Hacker News new | ask | show | jobs
by cousin_it 4299 days ago
I don't completely understand the C spec. Would the following approach work for zeroing a buffer?

1) Zero the buffer.

2) Check that the buffer is completely zeroed.

3) If you found any non-zeros in the buffer, return an error.

Is the compiler still allowed to optimize away the zeroing in this case?

4 comments

You are mixing up the C level buffer abstraction and some potentially underlying RAM. C doesn't deal with RAM, only with the abstraction, so you can't look at the RAM in C, you only can look at the abstract buffer, and the only thing that the compiler has to guarantee is that the abstraction holds - namely, that after you write zeroes into the abstract buffer, a subsequent conditional that checks whether the buffer is zeroed will branch accordingly, which is a fact that is trivial to evaluate during compile time, and as soon as the compiler has determined that the conditional is statically determined, it can eliminate any alternative branches as dead code and translate the abstract buffer write into a NOOP at the machine code level.
> Is the compiler still allowed to optimize away the zeroing in this case?

Yes, completely. In the snippet below, the compiler is allowed to eliminate all code after “leave secrets in array c”.

  {
    char c[2];
    ... /* leave secrets in array c */
    memset(c, 0, 2);
    c[0] = 0;
    c[1] = 0;
    memset(c, 0, 2);
    if (c[0] || c[1]) exit 1;
  }
The compiler is also allowed to compile the last three instructions below as if they were “return 0;”

  {
    char c[2];
    ... /* leave secrets in array c */
    c[0] = 0;
    c[1] = 0;
    return c[0] + c[1];
  }
> In the snippet below, the compiler is allowed to eliminate all code after “leave secrets in array c”

gcc 4.4.5 doesn't though (-O3), it still clears the stack once and performs the comparison.

I believe these optimizations can be defeated by declaring a global

  volatile char fill = 0;
and using that instead of 0 in memset().
It's not guaranteed to defeat the optimization. For instance, it could just read fill into two registers and do the comparison there.
Is the compiler still allowed to optimize away the zeroing in this case?

With 'volatile', generally not, modulo bugs. Without volatile, it would never return an error.

I was wondering that too.. I would think that simply accessing the any byte in the buffer afterwards would prevent the compiler optimizing it out.
That depends how much the compiler can optimize (away). If the next call is free(), it's quite trivial to skip the zeroing and just take the correct branch.

I am still uncertain while people want to just 'zero' it. Filling random data (just one random() call) and then using inline PRNG, then summing the result, storing it globally in volatile would reliable 'zero' the data but it's quite CPU intense.

You still are not guaranteed to clear the buffer like that.

  for (int i=0; i<len; i++){
    sensitiveBuffer[i]=random();
  }
  int sum=0;
  for (int i=0; i<len; i++){
    sum+=sensitiveBuffer[i];
  }
  volitileVar=sum;
Using loop fusion, the compiler can optimize this to: int sum=0; for (int i=0; i<len; i++){ sensitiveBuffer[i]=random(); sum+=sensitiveBuffer[i]; } volitileVar=sum;

Which it can then optimize to: int sum=0; for (int i=0; i<len; i++){ sum+=random(); } volitileVar=sum;

In fact, as the article points out, the compiler can legally transform:

  reallyZeroBuffer(sensitiveBuffer);
into

  pointlesslyCopy(sensitiveBuffer);
  reallyZeroBuffer(sensitiveBuffer);
not like that: Not exactly like that: I didn't mean simple that way, more like hash alike. The 1st example is not optimal but shows the idea.

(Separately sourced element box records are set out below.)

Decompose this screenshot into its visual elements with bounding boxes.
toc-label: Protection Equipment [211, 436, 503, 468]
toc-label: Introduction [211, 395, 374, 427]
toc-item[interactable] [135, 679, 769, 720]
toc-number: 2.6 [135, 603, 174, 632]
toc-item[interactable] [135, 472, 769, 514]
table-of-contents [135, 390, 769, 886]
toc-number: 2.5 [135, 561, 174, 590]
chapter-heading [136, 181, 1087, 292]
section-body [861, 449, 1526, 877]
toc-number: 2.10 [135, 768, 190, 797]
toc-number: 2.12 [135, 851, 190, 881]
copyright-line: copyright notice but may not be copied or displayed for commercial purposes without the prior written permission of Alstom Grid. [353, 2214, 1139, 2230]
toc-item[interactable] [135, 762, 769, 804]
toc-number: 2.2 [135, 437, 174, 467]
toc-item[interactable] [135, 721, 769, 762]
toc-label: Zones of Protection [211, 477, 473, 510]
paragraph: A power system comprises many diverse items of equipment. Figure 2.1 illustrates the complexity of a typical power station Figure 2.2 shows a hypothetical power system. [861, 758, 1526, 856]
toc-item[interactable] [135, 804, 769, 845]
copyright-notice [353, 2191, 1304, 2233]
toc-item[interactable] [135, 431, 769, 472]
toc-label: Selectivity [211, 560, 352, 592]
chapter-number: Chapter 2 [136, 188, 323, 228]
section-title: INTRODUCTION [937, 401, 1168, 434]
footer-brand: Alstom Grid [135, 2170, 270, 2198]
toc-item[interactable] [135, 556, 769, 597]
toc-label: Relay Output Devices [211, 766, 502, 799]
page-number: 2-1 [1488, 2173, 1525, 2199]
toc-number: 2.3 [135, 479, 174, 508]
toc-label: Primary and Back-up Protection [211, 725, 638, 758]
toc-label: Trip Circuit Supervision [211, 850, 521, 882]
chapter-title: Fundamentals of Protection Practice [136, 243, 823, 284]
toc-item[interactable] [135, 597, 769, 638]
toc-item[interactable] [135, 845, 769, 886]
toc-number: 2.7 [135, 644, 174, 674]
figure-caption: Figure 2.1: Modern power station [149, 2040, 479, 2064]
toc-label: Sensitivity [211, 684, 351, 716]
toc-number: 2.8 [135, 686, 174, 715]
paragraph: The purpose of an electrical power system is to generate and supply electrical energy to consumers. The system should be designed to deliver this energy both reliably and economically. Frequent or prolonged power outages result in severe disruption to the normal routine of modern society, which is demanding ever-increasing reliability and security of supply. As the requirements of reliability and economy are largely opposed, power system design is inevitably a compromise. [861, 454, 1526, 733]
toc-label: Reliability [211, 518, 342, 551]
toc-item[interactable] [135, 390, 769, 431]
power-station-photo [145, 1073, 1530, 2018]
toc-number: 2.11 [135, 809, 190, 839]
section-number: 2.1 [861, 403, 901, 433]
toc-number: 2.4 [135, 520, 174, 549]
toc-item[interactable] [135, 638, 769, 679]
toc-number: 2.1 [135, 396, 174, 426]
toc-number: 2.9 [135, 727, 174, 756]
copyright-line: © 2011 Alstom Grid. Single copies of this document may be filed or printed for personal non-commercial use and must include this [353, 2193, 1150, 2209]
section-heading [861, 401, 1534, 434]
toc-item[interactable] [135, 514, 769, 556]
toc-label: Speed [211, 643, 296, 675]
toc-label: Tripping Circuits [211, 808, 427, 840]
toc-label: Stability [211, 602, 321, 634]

I disagree about "pointlessCopy". Of course it's permitted by the standard but it's not an optimization. Using such a broken compiler is beyond help.

------- volatileVar *= random(); for (int i=0;i<len;i++){ volatileVar+=buf[random()%len]+0x61c88647; buf[i]=volatileVar; } ===== static volatile uint volitileVar;

  for (int i=0; i<len; i++){
    sensitiveBuffer[i]=random();
  }

  for (int i=0; i<len; i++){
    volitileVar+=sensitiveBuffer[volatileVar%len];
  }
Why shouldn't the compiler be able to figure out that you sum a series of numbers that aren't used anywhere else, thus don't need to be spilled to RAM?
You write them to a global state volatile
How does that require writing the random data to RAM, apart from the volatile variable itself?